Alles wie gehabt – und doch ein bisschen anders. Denn bei der musikalischen Dorstener „Kneipennacht“ sind in diesem Jahr gleich vier Gaststätten in der Liste der Festival-Schauplätze weggebrochen. „Aber immerhin ist es uns gelungen, dafür zwei schöne neue Lokalitäten mit ins Boot zu holen“, sagt Adam Ruta.

Die fünfte Ausgabe

Adam Ruta ist Geschäftsführer der Veranstaltungsagentur „Gastro Event“ aus Ostfriesland, die am 26. Oktober (Samstag) ab 20 Uhr unter dem Titel „Dorsten live“ zum fünften Mal ein Kneipenfestival über die Bühnen bringen wird. Acht Kneipen, Restaurants und Zechen-Räume in Holsterhausen, in der Altstadt und in Hervest verwandeln sich dann in schweißtreibende Musik-Clubs.
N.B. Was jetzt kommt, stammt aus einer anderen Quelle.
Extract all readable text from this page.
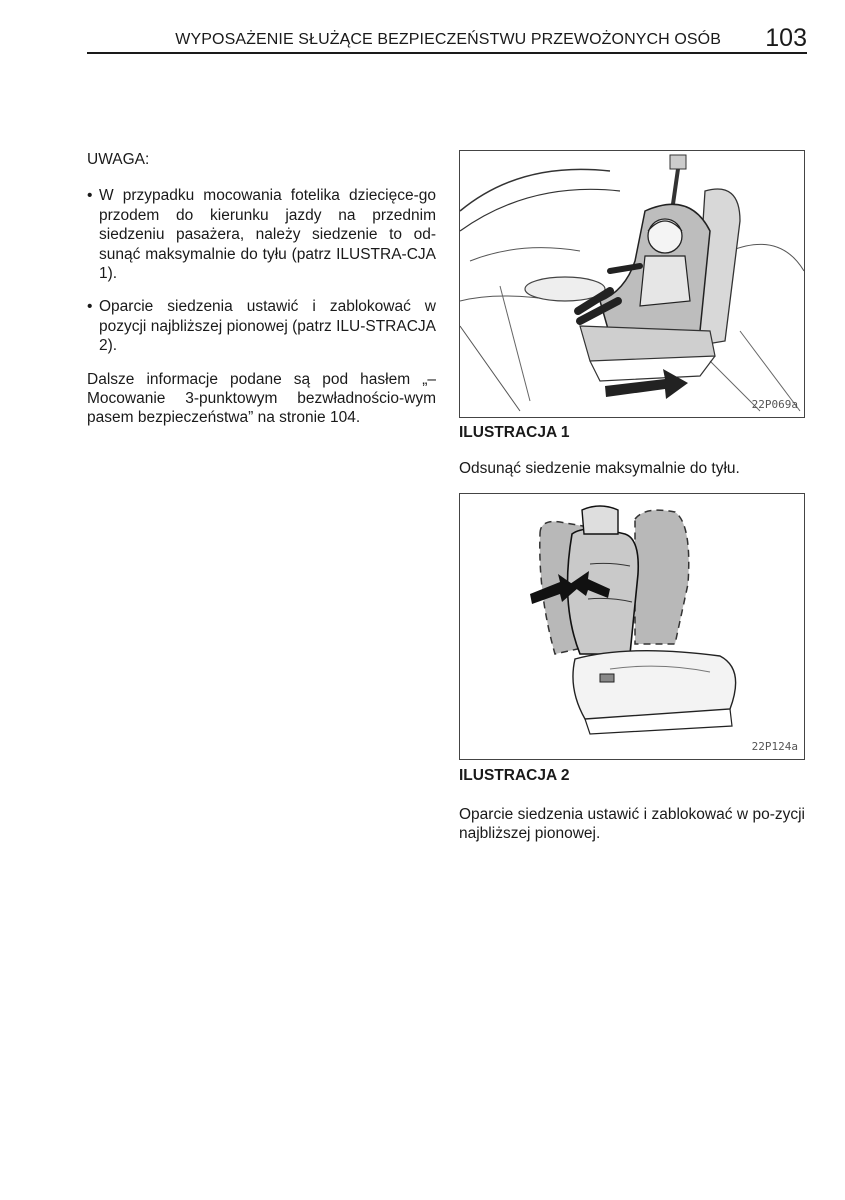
WYPOSAŻENIE SŁUŻĄCE BEZPIECZEŃSTWU PRZEWOŻONYCH OSÓB 103

UWAGA:

• W przypadku mocowania fotelika dziecięce-go przodem do kierunku jazdy na przednim siedzeniu pasażera, należy siedzenie to od-sunąć maksymalnie do tyłu (patrz ILUSTRA-CJA 1).

• Oparcie siedzenia ustawić i zablokować w pozycji najbliższej pionowej (patrz ILU-STRACJA 2).

Dalsze informacje podane są pod hasłem „–Mocowanie 3-punktowym bezwładnościo-wym pasem bezpieczeństwa” na stronie 104.

22P069a

ILUSTRACJA 1

Odsunąć siedzenie maksymalnie do tyłu.

22P124a

ILUSTRACJA 2

Oparcie siedzenia ustawić i zablokować w po-zycji najbliższej pionowej.
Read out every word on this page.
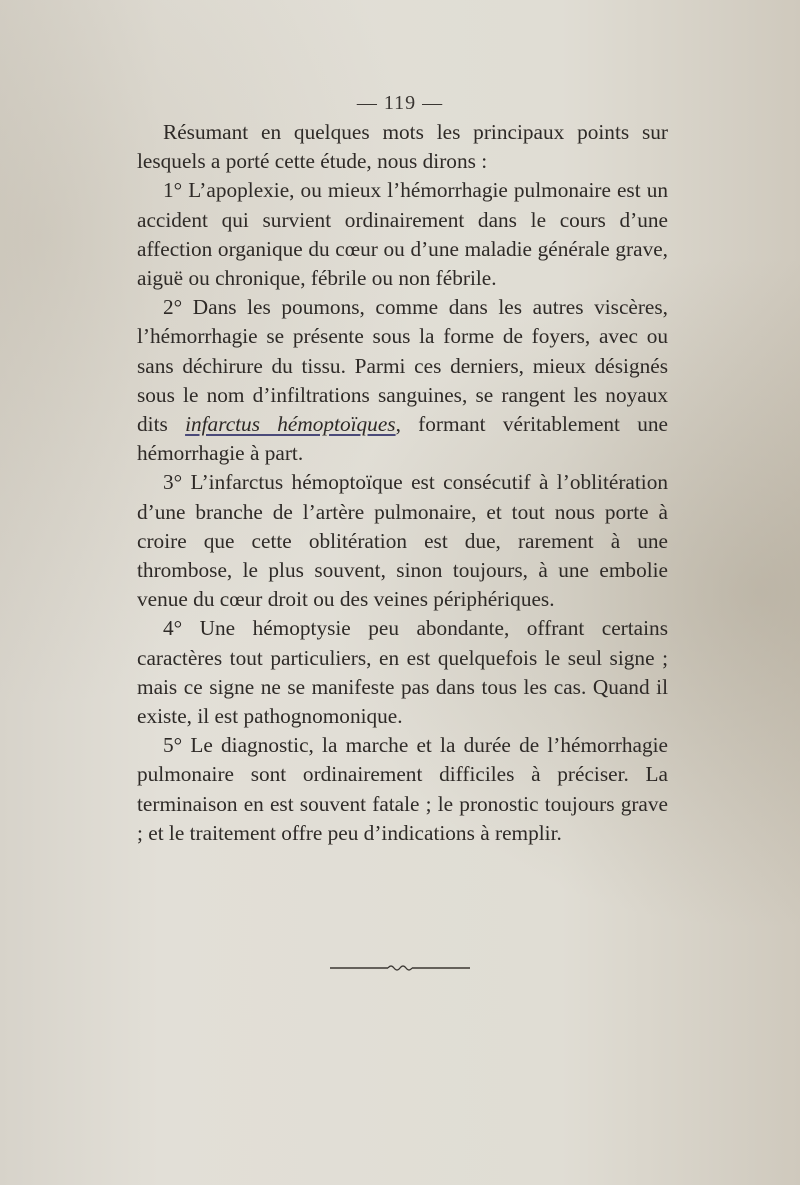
— 119 —

Résumant en quelques mots les principaux points sur lesquels a porté cette étude, nous dirons :

1° L’apoplexie, ou mieux l’hémorrhagie pulmonaire est un accident qui survient ordinairement dans le cours d’une affection organique du cœur ou d’une maladie générale grave, aiguë ou chronique, fébrile ou non fébrile.

2° Dans les poumons, comme dans les autres viscères, l’hémorrhagie se présente sous la forme de foyers, avec ou sans déchirure du tissu. Parmi ces derniers, mieux désignés sous le nom d’infiltrations sanguines, se rangent les noyaux dits infarctus hémoptoïques, formant véritablement une hémorrhagie à part.

3° L’infarctus hémoptoïque est consécutif à l’oblitération d’une branche de l’artère pulmonaire, et tout nous porte à croire que cette oblitération est due, rarement à une thrombose, le plus souvent, sinon toujours, à une embolie venue du cœur droit ou des veines périphériques.

4° Une hémoptysie peu abondante, offrant certains caractères tout particuliers, en est quelquefois le seul signe ; mais ce signe ne se manifeste pas dans tous les cas. Quand il existe, il est pathognomonique.

5° Le diagnostic, la marche et la durée de l’hémorrhagie pulmonaire sont ordinairement difficiles à préciser. La terminaison en est souvent fatale ; le pronostic toujours grave ; et le traitement offre peu d’indications à remplir.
Im Vorjahr hatten noch zehn Locations mitgemacht. „Ich habe alles versucht, aber einige Gastronomen haben mir erklärt, dass eine solche Sonderveranstaltung nicht mehr in ihr Konzept passt“, so Ruta. Dazu gehören die „Factory“ im Creativ-Quartier Fürst Leopold, das „Georgseck“ auf der Hardt und die „Stadtschänke“ in Holsterhausen.

In der Altstadt nur die „Hexe“ dabei

Nicht mehr dabei ist auch der vor einigen Monaten geschlossene „Pretzer’s Altstadt Pub“ in der Fußgängerzone. „Das ist sehr schade, weil dort immer eine Super-Stimmung war“, bedauert Ruta dies. Nun ist die „Hexe“ in der Ursulastraße die einzige Innenstadt-Kneipe, die mitmachen wird. Dort werden „Willie & Guest“ Pop- und Rock-Oldies präsentieren.
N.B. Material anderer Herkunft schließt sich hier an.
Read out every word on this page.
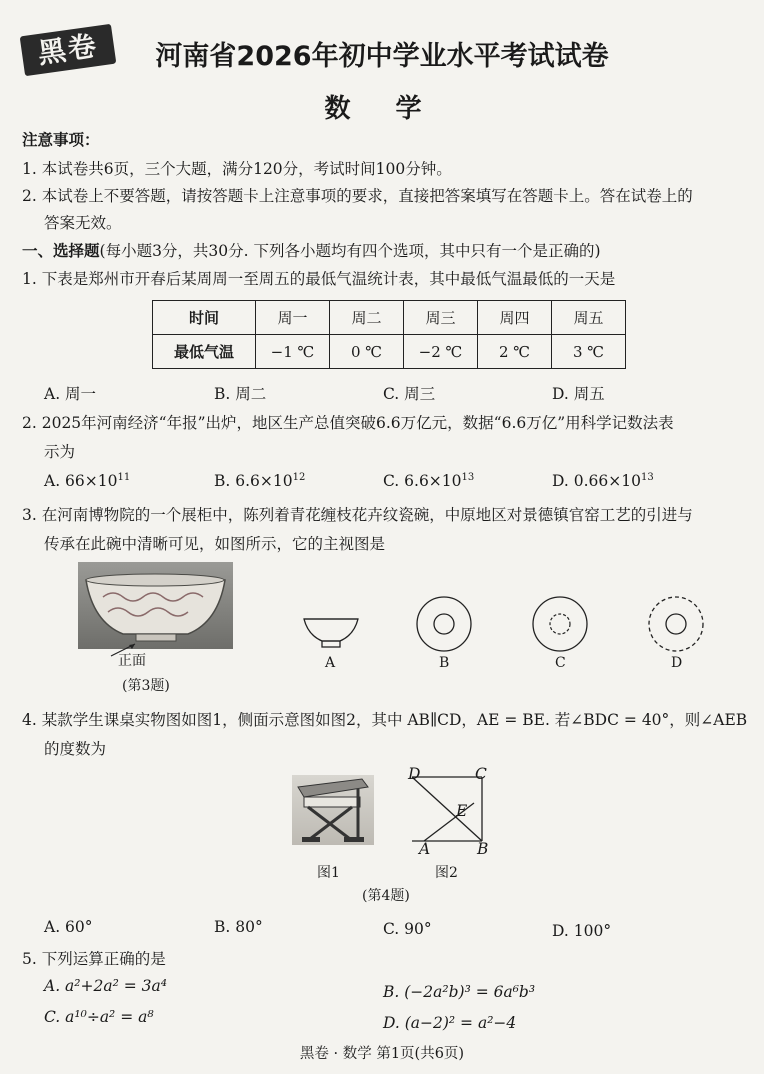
黑卷	河南省2026年初中学业水平考试试卷
数 学
注意事项：
1. 本试卷共6页，三个大题，满分120分，考试时间100分钟。
2. 本试卷上不要答题，请按答题卡上注意事项的要求，直接把答案填写在答题卡上。答在试卷上的
答案无效。
一、选择题(每小题3分，共30分. 下列各小题均有四个选项，其中只有一个是正确的)
1. 下表是郑州市开春后某周周一至周五的最低气温统计表，其中最低气温最低的一天是
时间	周一	周二	周三	周四	周五
最低气温	−1 ℃	0 ℃	−2 ℃	2 ℃	3 ℃
A. 周一	B. 周二	C. 周三	D. 周五
2. 2025年河南经济“年报”出炉，地区生产总值突破6.6万亿元，数据“6.6万亿”用科学记数法表
示为
A. $66\times 10^{11}$	B. $6.6\times 10^{12}$	C. $6.6\times 10^{13}$	D. $0.66\times 10^{13}$
3. 在河南博物院的一个展柜中，陈列着青花缠枝花卉纹瓷碗，中原地区对景德镇官窑工艺的引进与
传承在此碗中清晰可见，如图所示，它的主视图是
正面
(第3题)
A	B	C	D
4. 某款学生课桌实物图如图1，侧面示意图如图2，其中 AB∥CD，AE = BE. 若∠BDC = 40°，则∠AEB
的度数为
图1
D	C
E
A	B
图2
(第4题)
A. 60°	B. 80°	C. 90°	D. 100°
5. 下列运算正确的是
A. a²+2a² = 3a⁴	B. (−2a²b)³ = 6a⁶b³
C. a¹⁰÷a² = a⁸	D. (a−2)² = a²−4
黑卷 · 数学 第1页(共6页)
Abgesehen von der „Hexe“ und vom Holsterhausener „Mühleneck“ an der Mühlenstraße 1 finden ansonsten alle weiteren Konzerte im Stadtteil Hervest statt. Vier davon im Creativ-Quartier am Fürst Leopold-Platz: Im Vinylcafe „Schwarzes Gold“ präsentieren „The Creapers“ waschechten Rock’n’Roll, im „MezzoMar“ gastiert mit „Skyline“ eine Party-Band, die auch Schlager im Programm hat, in der „Galerie der Traumfänger“ spielt „4live“ Klassiker der Rock-Historie und in der Maschinenhalle von Fürst Leopold ist die vierköpfige Power-Band „Cato“ zu sehen und zu hören.
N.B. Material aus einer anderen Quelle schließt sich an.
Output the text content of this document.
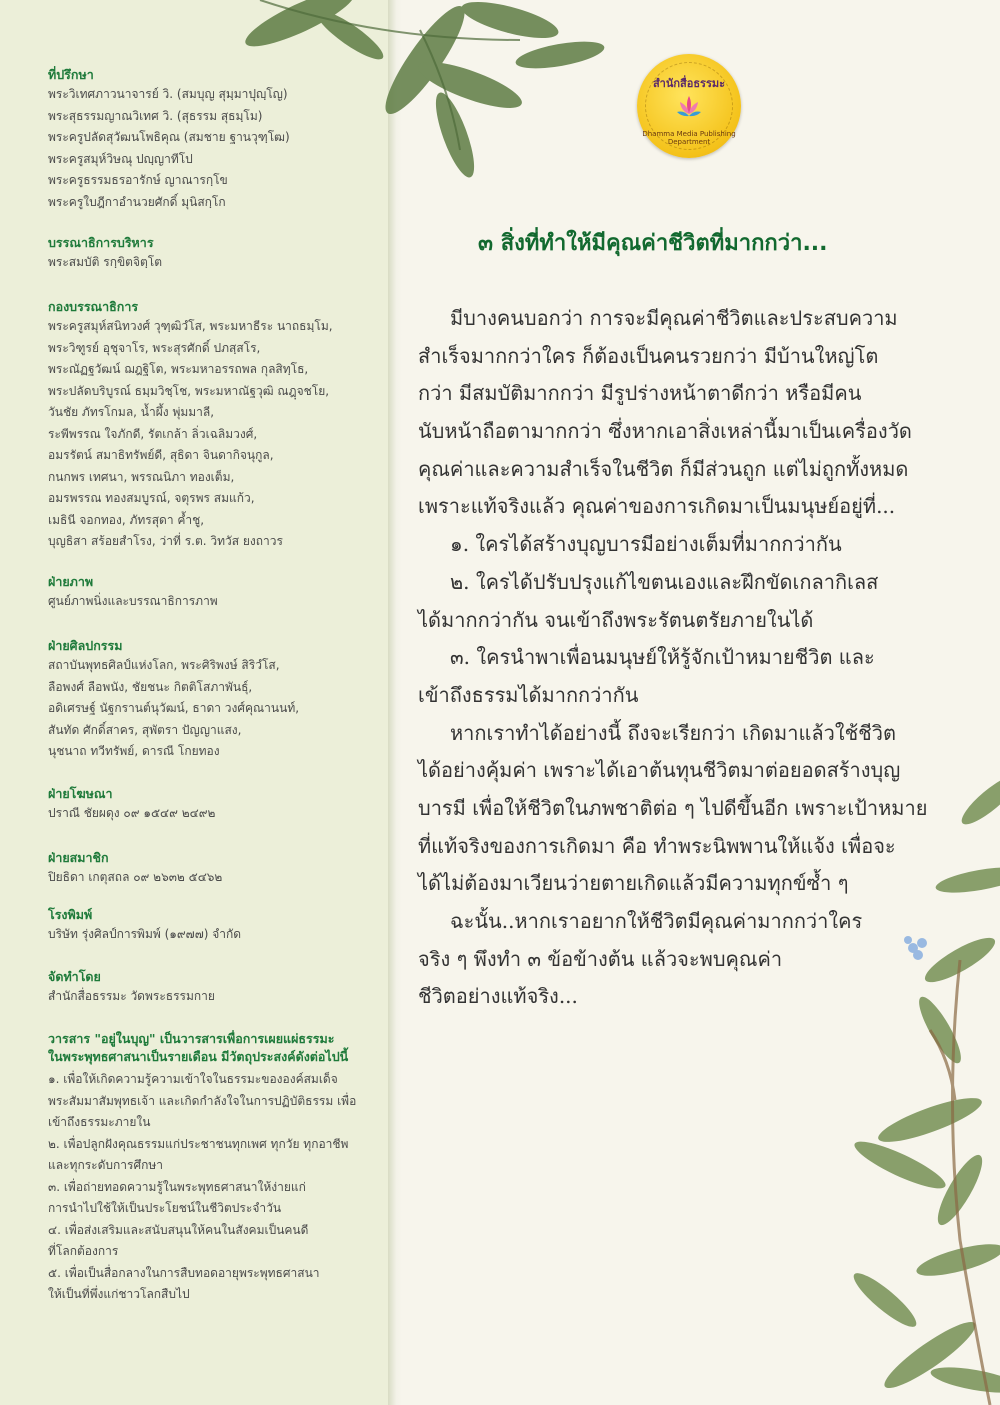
ที่ปรึกษา
พระวิเทศภาวนาจารย์ วิ. (สมบุญ สุมฺมาปุญฺโญ)
พระสุธรรมญาณวิเทศ วิ. (สุธรรม สุธมฺโม)
พระครูปลัดสุวัฒนโพธิคุณ (สมชาย ฐานวุฑฺโฒ)
พระครูสมุห์วิษณุ ปญฺญาทีโป
พระครูธรรมธรอารักษ์ ญาณารกฺโข
พระครูใบฎีกาอำนวยศักดิ์ มุนิสกฺโก
บรรณาธิการบริหาร
พระสมบัติ รกฺขิตจิตฺโต
กองบรรณาธิการ
พระครูสมุห์สนิทวงศ์ วุฑฺฒิวํโส, พระมหาธีระ นาถธมฺโม,
พระวิฑูรย์ อุชุจาโร, พระสุรศักดิ์ ปภสฺสโร,
พระณัฏฐวัฒน์ ฌฎฐิโต, พระมหาอรรถพล กุลสิทฺโธ,
พระปลัดบริบูรณ์ ธมฺมวิชฺโช, พระมหาณัฐวุฒิ ณฎฺจชโย,
วันชัย ภัทรโกมล, น้ำผึ้ง พุ่มมาลี,
ระพีพรรณ ใจภักดี, รัตเกล้า ลิ่วเฉลิมวงศ์,
อมรรัตน์ สมาธิทรัพย์ดี, สุธิดา จินดากิจนุกูล,
กนกพร เทศนา, พรรณนิภา ทองเต็ม,
อมรพรรณ ทองสมบูรณ์, จตุรพร สมแก้ว,
เมธินี จอกทอง, ภัทรสุดา ค้ำชู,
บุญธิสา สร้อยสำโรง, ว่าที่ ร.ต. วิทวัส ยงถาวร
ฝ่ายภาพ
ศูนย์ภาพนิ่งและบรรณาธิการภาพ
ฝ่ายศิลปกรรม
สถาบันพุทธศิลป์แห่งโลก, พระศิริพงษ์ สิริวํโส,
ลือพงศ์ ลือพนัง, ชัยชนะ กิตติโสภาพันธุ์,
อดิเศรษฐ์ นัฐกรานต์นุวัฒน์, ธาดา วงศ์คุณานนท์,
สันทัด ศักดิ์สาคร, สุพัตรา ปัญญาแสง,
นุชนาถ ทวีทรัพย์, ดารณี โกยทอง
ฝ่ายโฆษณา
ปราณี ชัยผดุง ๐๙ ๑๕๔๙ ๒๔๙๒
ฝ่ายสมาชิก
ปิยธิดา เกตุสถล ๐๙ ๒๖๓๒ ๕๔๖๒
โรงพิมพ์
บริษัท รุ่งศิลป์การพิมพ์ (๑๙๗๗) จำกัด
จัดทำโดย
สำนักสื่อธรรมะ วัดพระธรรมกาย
วารสาร "อยู่ในบุญ" เป็นวารสารเพื่อการเผยแผ่ธรรมะ
ในพระพุทธศาสนาเป็นรายเดือน มีวัตถุประสงค์ดังต่อไปนี้
๑. เพื่อให้เกิดความรู้ความเข้าใจในธรรมะขององค์สมเด็จ
พระสัมมาสัมพุทธเจ้า และเกิดกำลังใจในการปฏิบัติธรรม เพื่อ
เข้าถึงธรรมะภายใน
๒. เพื่อปลูกฝังคุณธรรมแก่ประชาชนทุกเพศ ทุกวัย ทุกอาชีพ
และทุกระดับการศึกษา
๓. เพื่อถ่ายทอดความรู้ในพระพุทธศาสนาให้ง่ายแก่
การนำไปใช้ให้เป็นประโยชน์ในชีวิตประจำวัน
๔. เพื่อส่งเสริมและสนับสนุนให้คนในสังคมเป็นคนดี
ที่โลกต้องการ
๕. เพื่อเป็นสื่อกลางในการสืบทอดอายุพระพุทธศาสนา
ให้เป็นที่พึ่งแก่ชาวโลกสืบไป
สำนักสื่อธรรมะ
Dhamma Media Publishing Department
๓ สิ่งที่ทำให้มีคุณค่าชีวิตที่มากกว่า...
มีบางคนบอกว่า การจะมีคุณค่าชีวิตและประสบความ
สำเร็จมากกว่าใคร ก็ต้องเป็นคนรวยกว่า มีบ้านใหญ่โต
กว่า มีสมบัติมากกว่า มีรูปร่างหน้าตาดีกว่า หรือมีคน
นับหน้าถือตามากกว่า ซึ่งหากเอาสิ่งเหล่านี้มาเป็นเครื่องวัด
คุณค่าและความสำเร็จในชีวิต ก็มีส่วนถูก แต่ไม่ถูกทั้งหมด
เพราะแท้จริงแล้ว คุณค่าของการเกิดมาเป็นมนุษย์อยู่ที่...
๑. ใครได้สร้างบุญบารมีอย่างเต็มที่มากกว่ากัน
๒. ใครได้ปรับปรุงแก้ไขตนเองและฝึกขัดเกลากิเลส
ได้มากกว่ากัน จนเข้าถึงพระรัตนตรัยภายในได้
๓. ใครนำพาเพื่อนมนุษย์ให้รู้จักเป้าหมายชีวิต และ
เข้าถึงธรรมได้มากกว่ากัน
หากเราทำได้อย่างนี้ ถึงจะเรียกว่า เกิดมาแล้วใช้ชีวิต
ได้อย่างคุ้มค่า เพราะได้เอาต้นทุนชีวิตมาต่อยอดสร้างบุญ
บารมี เพื่อให้ชีวิตในภพชาติต่อ ๆ ไปดีขึ้นอีก เพราะเป้าหมาย
ที่แท้จริงของการเกิดมา คือ ทำพระนิพพานให้แจ้ง เพื่อจะ
ได้ไม่ต้องมาเวียนว่ายตายเกิดแล้วมีความทุกข์ซ้ำ ๆ
ฉะนั้น..หากเราอยากให้ชีวิตมีคุณค่ามากกว่าใคร
จริง ๆ พึงทำ ๓ ข้อข้างต้น แล้วจะพบคุณค่า
ชีวิตอย่างแท้จริง...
Zwei neue Locations in Hervest

Ganz in der Nähe, einen Steinwurf weit entfernt auf der anderen Straßenseite, befinden sich die beiden Neuzugänge: das Eight Ball (Billard-Café und Bar) an der Halterner Straße 74a. Und nebenan die Gaststätte „Leopold“ an der Halterner Straße 76, wo ab 22 Uhr die Coverband „Cookie and Friends“ aufspielen wird. „Der Inhaber war sofort von dem Kneipennacht-Konzept angetan“, erzählt Adam Ruta - immerhin fanden in der Vergangenheit immer mal wieder Live-Konzerte im „Leopold“ statt.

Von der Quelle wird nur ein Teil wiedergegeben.